Là encore, au final, la question de l’autonomie ne se pose pas sur cette île de 103 000 km². On finit notre virée de 430 km avec une consommation moyenne autour de 17 kWh aux 100 km. Théoriquement, on aurait presque pu faire tout le parcours sur une seule charge, mais se brancher une seule fois aura suffi pour rouler sans se soucier du niveau de batterie. À partir du moment où l’on ne tente pas de monter sur les versants d’un volcan, une Skoda Elroq RS sait très bien voyager sur l’île. Nous, en tout cas, on a adoré ! Sans aller en Islande, sachez qu’il faut débourser au moins 50 380 € pour s’offrir une Skoda Elroq RS en France. 

(7 commentaires)

  1. Juste pour le fun, et en rapport avec l’article.
    La Corse est Longue de 180 km du nord au sud et large de 85 km de l’est à l’ouest.
    la Réunion … 75 km, la diagonale nord-est/sud-ouest atteint 55 kilomètres.
    … Combien de VE en % ?

    1. Cher SGL,
      La différence entre la Corse et l’Islande est significative : la Corse est un pays très montagneux, et l’Islande visiblement un pays de faibles dénivelés. iL n’y a qu’à voir les photos.
      Conduire sur du plat un VE va permettre de faire de superbes scores de consommation, d’autant qu’ici la vitesse moyenne n’a pas dû dépasser les 50 km/h.
      Un peu de froid tu parles, avec la pompe à chaleur c’est peanuts.

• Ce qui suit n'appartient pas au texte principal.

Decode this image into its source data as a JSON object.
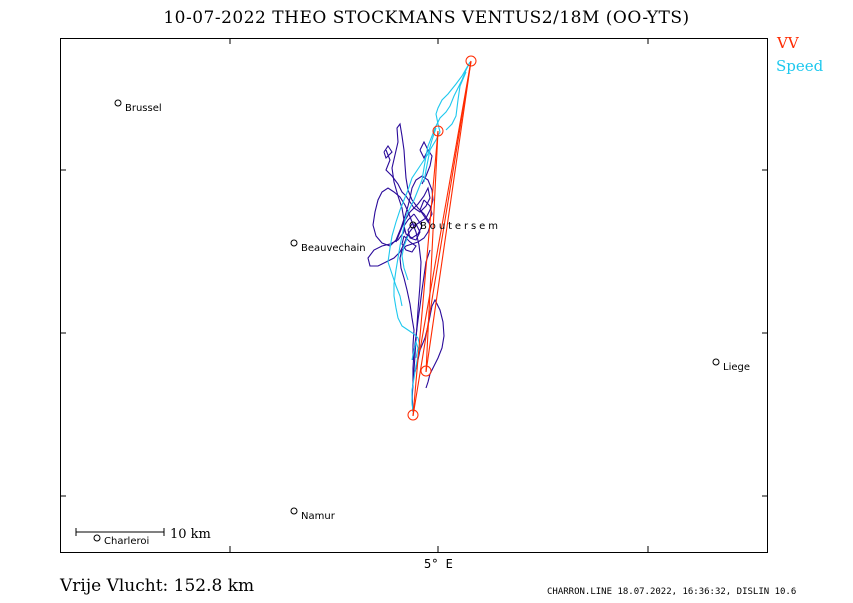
{
  "title": "10-07-2022   THEO STOCKMANS   VENTUS2/18M (OO-YTS)",
  "legend": {
    "vv": "VV",
    "speed": "Speed"
  },
  "axis": {
    "x_tick_label": "5° E"
  },
  "scale_bar": "10  km",
  "cities": [
    "Brussel",
    "Beauvechain",
    "Boutersem",
    "Liege",
    "Namur",
    "Charleroi"
  ],
  "distance_text": "Vrije Vlucht:  152.8 km",
  "footer_meta": "CHARRON.LINE 18.07.2022, 16:36:32, DISLIN 10.6",
  "colors": {
    "track": "#2a0a9a",
    "vv": "#ff2a00",
    "speed": "#1ec8ee",
    "frame": "#000000"
  }
}
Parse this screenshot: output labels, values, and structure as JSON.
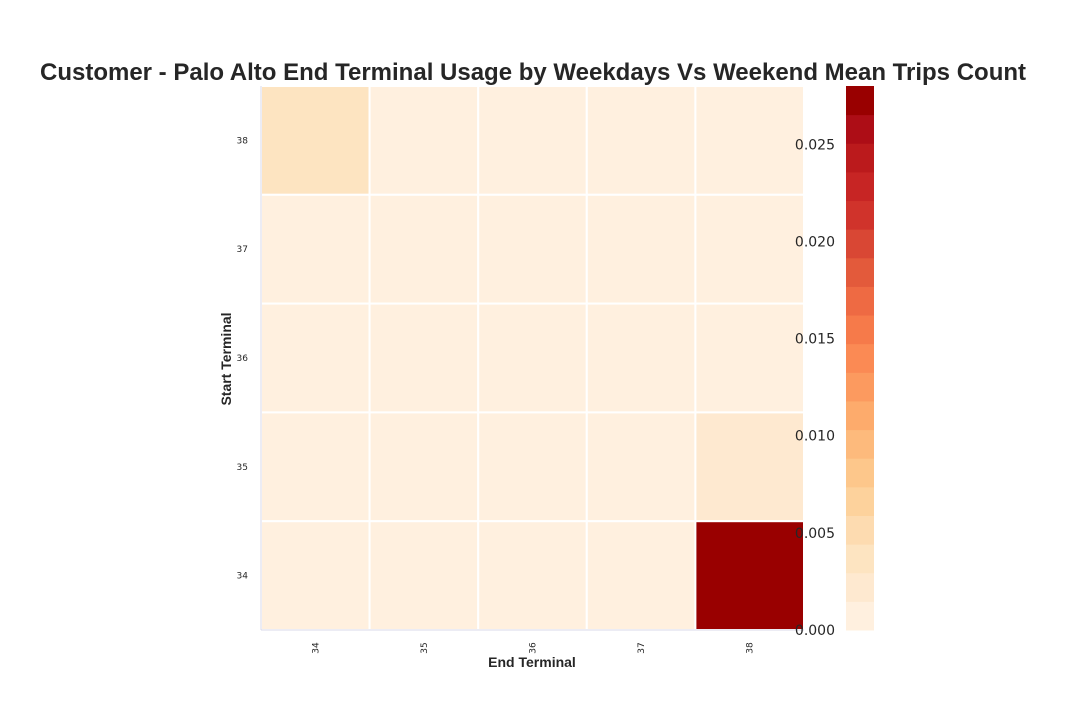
{
  "chart_data": {
    "type": "heatmap",
    "title": "Customer - Palo Alto End Terminal Usage by Weekdays Vs Weekend Mean Trips Count",
    "xlabel": "End Terminal",
    "ylabel": "Start Terminal",
    "x_categories": [
      "34",
      "35",
      "36",
      "37",
      "38"
    ],
    "y_categories": [
      "38",
      "37",
      "36",
      "35",
      "34"
    ],
    "values": [
      [
        0.0035,
        0.0005,
        0.0005,
        0.0005,
        0.0005
      ],
      [
        0.0005,
        0.0005,
        0.0005,
        0.0005,
        0.0005
      ],
      [
        0.0005,
        0.0005,
        0.0005,
        0.0005,
        0.0005
      ],
      [
        0.0005,
        0.0005,
        0.0005,
        0.0005,
        0.0015
      ],
      [
        0.0005,
        0.0005,
        0.0005,
        0.0005,
        0.028
      ]
    ],
    "colorbar": {
      "range": [
        0,
        0.028
      ],
      "ticks": [
        "0.000",
        "0.005",
        "0.010",
        "0.015",
        "0.020",
        "0.025"
      ],
      "tick_values": [
        0,
        0.005,
        0.01,
        0.015,
        0.02,
        0.025
      ],
      "colors": [
        "#fff0df",
        "#fee9d0",
        "#fde4c1",
        "#fddbb0",
        "#fdd29c",
        "#fdc78b",
        "#fdba7c",
        "#fdab6c",
        "#fc9a5f",
        "#fb8a54",
        "#f67a4a",
        "#ee6a43",
        "#e35a3b",
        "#d94734",
        "#d0332b",
        "#c72524",
        "#bb1a1c",
        "#ad0d16",
        "#990000"
      ]
    },
    "grid": true
  }
}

      1. Je connais pas mal de proches qui sont allés en vacances en Islande.
        j’ai vu leurs petits reportages photos à chaque fois … Il y a des montagnes.
        Certes, à 90 %, apparemment, ils tournent autour de l’île généralement.

        Mais sérieusement, qu’est-ce qui empêche une VE de faire une traversée de la Corse en une recharge ????… Même par les montagnes, la consommation ne double pas. Surtout qu’elles récupèrent en partie dans la descente.

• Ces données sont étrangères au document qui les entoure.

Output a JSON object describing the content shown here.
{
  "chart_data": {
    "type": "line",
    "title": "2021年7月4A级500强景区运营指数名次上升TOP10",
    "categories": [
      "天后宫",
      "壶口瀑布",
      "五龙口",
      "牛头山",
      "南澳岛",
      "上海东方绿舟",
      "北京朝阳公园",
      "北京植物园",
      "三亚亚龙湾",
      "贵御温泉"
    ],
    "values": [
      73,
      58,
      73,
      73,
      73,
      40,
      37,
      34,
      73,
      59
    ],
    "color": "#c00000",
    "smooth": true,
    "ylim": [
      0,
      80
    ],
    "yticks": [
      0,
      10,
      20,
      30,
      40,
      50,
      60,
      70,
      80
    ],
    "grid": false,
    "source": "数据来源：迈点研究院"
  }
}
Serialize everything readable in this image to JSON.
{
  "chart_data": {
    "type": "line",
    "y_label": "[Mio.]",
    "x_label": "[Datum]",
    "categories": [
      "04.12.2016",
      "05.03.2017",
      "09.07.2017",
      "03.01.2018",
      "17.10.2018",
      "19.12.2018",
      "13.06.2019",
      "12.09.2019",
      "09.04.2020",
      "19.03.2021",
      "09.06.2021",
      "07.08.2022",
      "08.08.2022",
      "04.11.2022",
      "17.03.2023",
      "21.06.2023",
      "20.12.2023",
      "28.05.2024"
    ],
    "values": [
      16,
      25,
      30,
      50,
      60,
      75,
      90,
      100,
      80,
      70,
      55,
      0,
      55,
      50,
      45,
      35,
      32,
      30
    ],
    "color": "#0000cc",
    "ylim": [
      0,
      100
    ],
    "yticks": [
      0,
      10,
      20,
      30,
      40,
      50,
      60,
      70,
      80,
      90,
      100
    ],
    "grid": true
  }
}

        Alors la Réunion, je connais un peu… N’en parlons pas !

        En 2026 … Les gens ne veulent pas rouler en VE, pour le moment.
        … On va dire que les VE sont encore très chers ! … Hein, n’est-ce pas ? 🤥 😉

        j’avoue qu’avec une sportive, je ferai la même chose… Mais je n’inventerai pas des bobards pour autant pour me justifier !

    1. VW groupe a en effet le meilleur VE Européen avec cette plateforme;
      Une bonne propulsion, une grosse batterie, une consommation raisonnable, reste le prix salé + de 50k€ dans cette version (mais moins cher que sur l’ID3)
      Espérons que Skoda fera des offres commerciales plus raisonnables
      la concurrence est américaine/chinoise, moins chere , aussi performante, aussi économique même autonomie.
      les françaises ne sont pas au niveau en performance, notamment à cause de la traction avant. attendons la 4RM 3008, on verra bien mais sa petite batterie va l’handicaper

      1. Je compte sur la Megane 2026 pour faire une bonne concurrence !
        La e-2008 n’arrivera quand 2028, apparemment, mais il est fort possible que l’actuel subis des améliorations !? … Peut-être un nouveau SUV Alfa entretemps ?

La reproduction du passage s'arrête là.